Vor dem eigentlichen Novemberpogrom am 10. November 1938, der oft auch als Reichskristallnacht bezeichnet wird, war nationalsozialistisches Gedankengut in Finthen nur teils verbreitet, obwohl es spätestens seit Hitlers Amtsantritt als Reichskanzler mit Ernennung durch Reichspräsident Paul von Hindenburg am 30. Januar 1933, kein Geheimnis war, was der "Führer" und seine Partei NSDAP für Absichten hatten. Viele Menschen wollten schlicht nicht wahrhaben, dass das Land, dem sie im Ersten Weltkrieg treu gedient hatten, sich nun gegen sie, die sich doch als Deutsche fühlten, selbst sahen und auch so bezeichneten, stellte und teils gar verfolgte und ermordete. Zu sehen ist diese nur zu Teilen vollzogene Nazifizierung exemplarisch am vorliegenden Bild.

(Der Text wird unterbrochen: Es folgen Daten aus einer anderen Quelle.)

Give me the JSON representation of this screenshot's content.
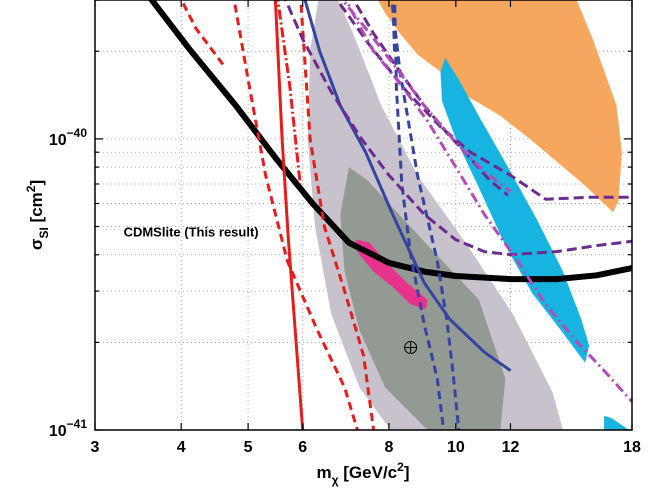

Zu sehen ist ein Festumzug in der Bahnhofstraße, heute Poststraße, mit Blickrichtung zum alten Rathaus (heute Filiale der Sparkasse und Arztpraxis). Es handelte sich wohl um einen Zug an einem Feiertag Mitte der dreißiger Jahre, die am Straßenrand an den Fassaden angebrachten Flaggen sind überwiegend hessisch (rot-weiß), es sind nur vereinzelt Hakenkreuzflaggen gehisst. Besonders in späteren Kriegsjahren waren Hakenkreuzflaggen jedoch ein Muss, gerade bei Militärparaden und Umzügen, oft hingen etliche Flaggen auf nur wenigen Quadratmetern. Solch späte Zeugnisse des Nationalsozialismus dürfen allerdings nicht zu dem Schluss führen, die meisten Deutschen wären Nazis gewesen. Tatsächlich schaffen es in solchen Situationen, so auch in Finthen, radikale Mindeheiten in großem Maß auf sich aufmerksam zu machen: Dadurch entsteht der Eindruck, hinter der Bewegung stünde ein Großteil der Bevölkerung. Der am Novemberpogrom durch Finthen ziehende Mob (s. unten) wurde von einem Polizisten begleitet, durch einen Uniformierten vevrstärkte sich der Eindruck der Legitimation.

In den Folgejahren stieg die Begeisterung für den Nationalsozialismus im damals einfachen Ort Finthen deutlich, der Judenhass gipfelte auf lokaler Ebene schließlich im Novemberpogrom 1938. Dabei überfiel ein Mob von gestandenen Nationalsozialisten und Symphatisanten unter den Blicken von Schaulustigen, darunter auch Schulkinder, die Häuser der Familien Henlein, Marx, Winterfeld, Kahn, Grau und Weis. Für die Familien Henlein, Marx und Winterfeld sowie das Ehepaar Weis wurden Stolpersteine gelegt.